Axis 1 — prediction target

ε / v / x prediction, each in its native schedule (cosine + ZTSNR for v / x; linear for ε — cosine + ε is numerically degenerate at t=T). RT-1, NanoWM-B/2, 50k steps.

TargetPSNR ↑SSIM ↑LPIPS ↓FID ↓Schedule
v23.070.7600.20742.27cosine + ZTSNR
x23.370.7830.18442.99cosine + ZTSNR
ε21.890.7390.22548.86linear
python src/main.py experiment=ablation_rt1 dataset=rt1/rt1 model=nanowm_b2 \
    experiment.diffusion.pred_name=x
04

Axis 2 — action injection

Five conditioning mechanisms, shared action-embedding MLP, everything else fixed. Only the way actions enter the transformer differs.

RT-1 (7D EE actions)PSNR ↑SSIM ↑LPIPS ↓FID ↓Params
additive23.070.7600.20742.27158.6M
adaLN23.190.7620.20643.62158.6M
adaLN-fuse23.100.7620.20643.03158.6M
FiLM23.200.7630.20340.62172.8M
cross-attention20.820.7210.24251.12187.0M
PushT (2D actions, 30k steps)PSNR ↑SSIM ↑LPIPS ↓FID ↓Extra params
additive26.200.9620.05323.890
adaLN-fuse26.170.9610.05130.280
adaLN26.090.9600.05326.32~42.5M
cross-attention25.950.9590.05528.64~28.3M
FiLM25.880.9600.05625.45~14.4M
05

Axis 3 — model scale

Width × depth × patch-size sweep on RT-1, 50k steps. B/2 is the reference; S/2 is ~4× smaller, L/2 is ~3× larger.

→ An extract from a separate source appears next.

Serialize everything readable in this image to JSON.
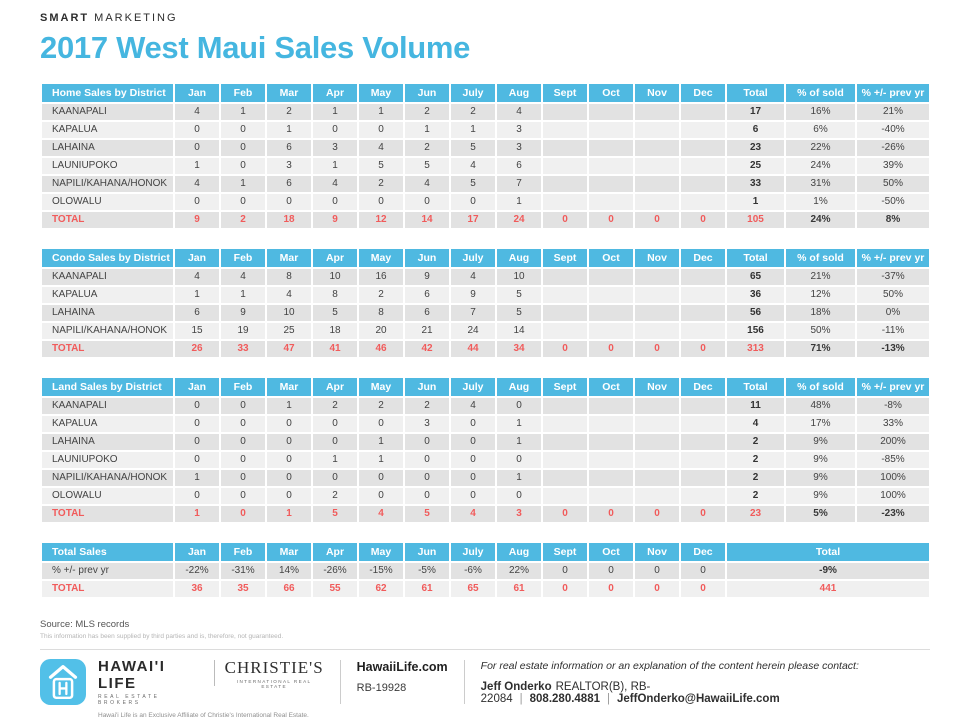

ArchitectureParamsPSNR ↑SSIM ↑LPIPS ↓FID ↓
NanoWM-S/239.8M22.300.7390.23054.95
NanoWM-B/2158.6M23.070.7600.20742.27
NanoWM-L/2~460M23.620.7770.18636.31
06

Pretrained checkpoints

Best-config runs (pred-v, additive, cosine + ZTSNR) on NanoWM-B/2 unless noted. The 11 ablation arms above each ship a checkpoint too (HF knightnemo/nanowm-*).

DomainHF checkpointSteps
DINO-WM Point Mazenanowm-b2-dino-wm-point-maze-30k30k
DINO-WM Wallnanowm-b2-dino-wm-wall-15k15k
DINO-WM Ropenanowm-b2-dino-wm-rope-15k15k
DINO-WM Granularnanowm-b2-dino-wm-granular-15k15k
DINO-WM PushTnanowm-b2-dino-wm-pusht-100k100k
RT-1 (fractal)nanowm-b2-rt1-300k300k
CSGOnanowm-l2-csgo-50k / nanowm-l2-csgo-100k50k / 100k

Reproduce any ablation arm with experiment=ablation_rt1 and the matching experiment.diffusion.* / model.action_injection.type / model= overrides. Eval numbers for these checkpoints: evaluation spec.